A previous post described Bridget Riley's exhibition earlier in the year at the National Gallery. In Bristol a selection of her screenprints going back to the 1960s is on display together with works by Michael Kidner (1917-2009) over the same period. Kidner also began with Optical Art but moved towards a constructive abstractionism reflecting his interest in science and mathematics. He would probably have been fascinated by Luke Jerram’s Aeolus, an ‘acoustic and optical pavilion’, its ‘Making’ being the subject of a small exhibition at RWA. The real thing, quite a substantial structure, is currently elsewhere in SW England - at the Eden Project in Cornwall - but Jerram, who is Bristol-based, is apparently looking to find it a permanent home.
Quite at odds with all this cool rationality is the combined collection by Louise Bourgeois and Tracey Emin, Do Not Abandon Me.

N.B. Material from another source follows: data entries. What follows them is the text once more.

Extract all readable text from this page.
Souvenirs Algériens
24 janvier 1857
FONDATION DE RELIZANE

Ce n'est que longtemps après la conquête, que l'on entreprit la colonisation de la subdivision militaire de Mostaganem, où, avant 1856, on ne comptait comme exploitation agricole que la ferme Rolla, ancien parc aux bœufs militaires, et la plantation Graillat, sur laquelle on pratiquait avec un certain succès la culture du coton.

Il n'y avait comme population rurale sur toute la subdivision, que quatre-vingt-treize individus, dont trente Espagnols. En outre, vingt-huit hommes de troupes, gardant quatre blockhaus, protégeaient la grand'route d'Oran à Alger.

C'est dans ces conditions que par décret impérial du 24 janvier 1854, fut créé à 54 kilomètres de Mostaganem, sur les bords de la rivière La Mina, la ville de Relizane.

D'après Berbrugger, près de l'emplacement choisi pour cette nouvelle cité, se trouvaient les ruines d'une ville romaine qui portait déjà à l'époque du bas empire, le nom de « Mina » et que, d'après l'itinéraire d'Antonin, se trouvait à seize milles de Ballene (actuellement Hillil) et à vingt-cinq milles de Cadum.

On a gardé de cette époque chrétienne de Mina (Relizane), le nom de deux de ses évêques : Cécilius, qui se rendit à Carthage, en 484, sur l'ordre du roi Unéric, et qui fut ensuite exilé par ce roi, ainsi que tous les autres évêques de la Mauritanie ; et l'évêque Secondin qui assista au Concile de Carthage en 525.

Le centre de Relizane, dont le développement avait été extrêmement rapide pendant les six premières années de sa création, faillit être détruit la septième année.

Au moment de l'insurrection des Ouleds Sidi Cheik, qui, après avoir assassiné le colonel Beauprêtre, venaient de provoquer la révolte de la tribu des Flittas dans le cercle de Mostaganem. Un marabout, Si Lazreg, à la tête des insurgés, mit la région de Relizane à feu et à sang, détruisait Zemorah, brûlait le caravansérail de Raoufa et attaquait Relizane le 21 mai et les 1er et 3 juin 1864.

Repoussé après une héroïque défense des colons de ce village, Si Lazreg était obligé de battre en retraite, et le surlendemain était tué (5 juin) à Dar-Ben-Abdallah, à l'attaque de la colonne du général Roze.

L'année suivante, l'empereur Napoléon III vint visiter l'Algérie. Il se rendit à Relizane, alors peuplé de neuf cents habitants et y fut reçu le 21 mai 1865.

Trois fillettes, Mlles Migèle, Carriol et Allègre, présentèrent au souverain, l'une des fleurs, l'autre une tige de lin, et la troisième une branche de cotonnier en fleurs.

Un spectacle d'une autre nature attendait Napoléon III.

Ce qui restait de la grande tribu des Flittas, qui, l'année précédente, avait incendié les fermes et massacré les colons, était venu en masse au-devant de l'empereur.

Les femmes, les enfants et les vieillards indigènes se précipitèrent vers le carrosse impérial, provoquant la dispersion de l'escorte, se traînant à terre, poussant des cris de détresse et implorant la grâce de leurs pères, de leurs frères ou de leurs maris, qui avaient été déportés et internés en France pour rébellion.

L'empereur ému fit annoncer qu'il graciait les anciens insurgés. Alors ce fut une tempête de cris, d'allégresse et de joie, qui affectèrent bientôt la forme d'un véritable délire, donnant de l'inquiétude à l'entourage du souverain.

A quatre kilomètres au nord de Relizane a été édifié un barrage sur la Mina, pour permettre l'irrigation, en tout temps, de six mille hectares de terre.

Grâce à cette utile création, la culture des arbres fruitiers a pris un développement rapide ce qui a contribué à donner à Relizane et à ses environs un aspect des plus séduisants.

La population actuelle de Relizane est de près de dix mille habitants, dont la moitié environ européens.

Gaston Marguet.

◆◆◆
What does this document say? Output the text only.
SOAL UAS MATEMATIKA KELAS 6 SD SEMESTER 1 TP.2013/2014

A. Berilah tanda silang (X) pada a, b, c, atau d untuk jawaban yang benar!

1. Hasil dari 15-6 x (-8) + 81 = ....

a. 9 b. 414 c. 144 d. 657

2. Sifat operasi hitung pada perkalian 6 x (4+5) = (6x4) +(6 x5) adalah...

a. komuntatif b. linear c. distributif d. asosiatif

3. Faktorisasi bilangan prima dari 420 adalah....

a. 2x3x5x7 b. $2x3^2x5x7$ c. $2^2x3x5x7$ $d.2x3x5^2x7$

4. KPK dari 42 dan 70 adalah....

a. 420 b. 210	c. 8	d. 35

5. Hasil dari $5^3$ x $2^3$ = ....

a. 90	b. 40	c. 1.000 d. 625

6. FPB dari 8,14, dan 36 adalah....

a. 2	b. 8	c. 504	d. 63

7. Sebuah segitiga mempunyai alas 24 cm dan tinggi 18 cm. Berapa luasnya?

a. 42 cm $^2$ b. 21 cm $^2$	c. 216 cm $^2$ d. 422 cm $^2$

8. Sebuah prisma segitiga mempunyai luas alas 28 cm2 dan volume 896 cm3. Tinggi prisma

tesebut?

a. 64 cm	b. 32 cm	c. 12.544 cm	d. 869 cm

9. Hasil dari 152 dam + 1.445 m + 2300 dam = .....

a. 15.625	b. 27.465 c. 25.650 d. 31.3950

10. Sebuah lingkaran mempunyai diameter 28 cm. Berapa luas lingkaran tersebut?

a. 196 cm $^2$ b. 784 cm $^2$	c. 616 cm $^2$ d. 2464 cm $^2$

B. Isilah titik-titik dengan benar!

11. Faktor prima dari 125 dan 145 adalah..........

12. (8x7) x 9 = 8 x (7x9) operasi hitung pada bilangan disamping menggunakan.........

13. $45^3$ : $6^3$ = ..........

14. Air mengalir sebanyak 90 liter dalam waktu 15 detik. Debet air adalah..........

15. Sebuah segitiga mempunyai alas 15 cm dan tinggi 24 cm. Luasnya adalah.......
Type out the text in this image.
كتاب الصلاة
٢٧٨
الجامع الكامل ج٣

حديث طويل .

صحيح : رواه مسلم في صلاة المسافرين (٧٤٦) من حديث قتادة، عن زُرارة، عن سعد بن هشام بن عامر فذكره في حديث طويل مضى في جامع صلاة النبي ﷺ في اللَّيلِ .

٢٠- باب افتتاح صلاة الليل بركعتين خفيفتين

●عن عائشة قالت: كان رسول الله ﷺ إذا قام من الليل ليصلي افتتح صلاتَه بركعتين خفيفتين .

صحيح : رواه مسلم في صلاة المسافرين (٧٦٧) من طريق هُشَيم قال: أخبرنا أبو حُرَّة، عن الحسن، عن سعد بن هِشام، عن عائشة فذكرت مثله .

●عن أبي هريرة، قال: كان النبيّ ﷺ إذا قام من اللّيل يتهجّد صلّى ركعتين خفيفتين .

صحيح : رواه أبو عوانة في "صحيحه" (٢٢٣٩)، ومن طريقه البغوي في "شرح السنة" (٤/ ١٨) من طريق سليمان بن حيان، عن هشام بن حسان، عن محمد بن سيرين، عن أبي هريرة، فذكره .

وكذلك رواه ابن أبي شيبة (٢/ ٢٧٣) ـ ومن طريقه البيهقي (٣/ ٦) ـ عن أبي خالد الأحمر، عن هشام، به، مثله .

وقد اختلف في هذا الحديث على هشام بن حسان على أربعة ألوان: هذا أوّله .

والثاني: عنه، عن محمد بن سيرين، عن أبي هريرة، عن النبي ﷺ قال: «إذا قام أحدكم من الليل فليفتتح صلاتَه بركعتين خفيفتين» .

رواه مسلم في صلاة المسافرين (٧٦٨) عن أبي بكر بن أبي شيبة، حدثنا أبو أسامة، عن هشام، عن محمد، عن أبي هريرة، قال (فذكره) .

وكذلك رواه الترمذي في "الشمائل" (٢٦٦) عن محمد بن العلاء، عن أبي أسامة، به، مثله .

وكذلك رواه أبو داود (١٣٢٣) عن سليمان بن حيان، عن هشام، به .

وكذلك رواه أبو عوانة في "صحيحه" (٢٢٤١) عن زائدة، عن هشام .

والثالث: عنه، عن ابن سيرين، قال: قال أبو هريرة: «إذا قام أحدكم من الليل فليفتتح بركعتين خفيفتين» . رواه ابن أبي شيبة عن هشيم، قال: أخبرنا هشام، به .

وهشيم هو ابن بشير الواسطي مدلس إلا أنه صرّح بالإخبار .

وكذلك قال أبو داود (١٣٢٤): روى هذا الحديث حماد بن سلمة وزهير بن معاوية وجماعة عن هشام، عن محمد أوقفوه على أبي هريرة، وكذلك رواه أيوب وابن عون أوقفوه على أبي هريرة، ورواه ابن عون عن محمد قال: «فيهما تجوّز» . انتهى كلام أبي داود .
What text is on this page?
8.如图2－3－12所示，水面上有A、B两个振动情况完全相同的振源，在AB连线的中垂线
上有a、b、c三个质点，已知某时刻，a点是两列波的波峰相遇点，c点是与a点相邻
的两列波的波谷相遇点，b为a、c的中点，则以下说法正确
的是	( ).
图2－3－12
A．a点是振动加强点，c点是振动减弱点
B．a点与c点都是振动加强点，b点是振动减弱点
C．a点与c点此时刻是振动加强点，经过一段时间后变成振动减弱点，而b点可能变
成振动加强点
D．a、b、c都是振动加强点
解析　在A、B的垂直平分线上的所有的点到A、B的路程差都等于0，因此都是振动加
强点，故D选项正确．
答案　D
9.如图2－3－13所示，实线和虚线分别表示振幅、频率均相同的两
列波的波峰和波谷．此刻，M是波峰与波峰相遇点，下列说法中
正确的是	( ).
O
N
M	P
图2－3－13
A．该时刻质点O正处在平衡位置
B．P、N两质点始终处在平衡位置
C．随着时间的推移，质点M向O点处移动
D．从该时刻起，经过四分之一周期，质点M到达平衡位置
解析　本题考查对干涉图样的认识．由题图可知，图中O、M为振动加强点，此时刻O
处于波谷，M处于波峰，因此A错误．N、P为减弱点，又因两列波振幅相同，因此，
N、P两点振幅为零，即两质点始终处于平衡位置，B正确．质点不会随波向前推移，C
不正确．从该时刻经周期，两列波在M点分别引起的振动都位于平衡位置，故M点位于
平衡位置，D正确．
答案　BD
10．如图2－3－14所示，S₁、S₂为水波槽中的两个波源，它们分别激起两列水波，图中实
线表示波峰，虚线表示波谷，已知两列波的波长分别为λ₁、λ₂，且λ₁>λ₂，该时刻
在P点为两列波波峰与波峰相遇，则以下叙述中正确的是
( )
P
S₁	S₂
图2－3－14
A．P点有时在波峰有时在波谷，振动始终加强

Bourgeois (1911-2010) is probably best-known for her 30 foot spider sculpture, Maman, exhibited in Tate Modern’s Turbine Hall in 1999. She is also regarded as the founder of the biographical and symbolic ‘confessional art’ and has been called Tracey Emin’s spiritual grandmother. Working to the very end of her long life, she gave Emin a final set of gouaches of male and female torsos. 16 of these have been adorned by Emin with small scratchy drawings and handwriting, unsurprisingly with “themes of an adult nature” to quote the RWA. Emin became an Royal Academician (RA) at the UK’s premier Royal Academy of Art (also RA) in 1997. Emin recently donated a neon artwork sign, More Passion, to the Government Art Collection which has now been installed in No 10 Downing Street. A year ago she declared her support for the current government, particularly the Conservatives. David Cameron's wife, Samantha, studied art in Bristol at what is now the University of the West of England, UWE.
ADDENDUM 17 OCTOBER
After posting the above on 8 October I tweeted:
New post: Time almost up to see Tracey Emin and Bridget Riley @rwabristolwhich @rwabristol RT'd.
There was one reply from @KaiDeyDey, the “personal account” of Karen Drake who describes herself as Finance Manager at Spike Island. This, its website explains, is a “centre for the production and exhibition of art and design based in an 80,000 square foot former Brooke Bond tea packing factory” in Bristol:
“@WestIndep: http://bit.ly/oMgzHG” it reads like it was written by someone who read the brochure but didn't go through the door.Fair enough, but I did go through the door, or in the case of the Emin and Bourgeois show, through the thick black curtains (presumably intended to shield such graphic works from delicate Bristolian eyes.)
I admit that when I describe art I concentrate on matters factual, and possibly useful to any readers, and keep my reactions to the minimum, though I think they are discernible. Not least, this is because I have only a tenuous understanding of the critical language which the visual arts world seems to have adopted. If that makes me unwelcome at Spike Island, so be it, although I would have thought it might be prudent for an organisation which appears to be highly dependent on public funding to accept that taxpayers come in all shapes and sizes.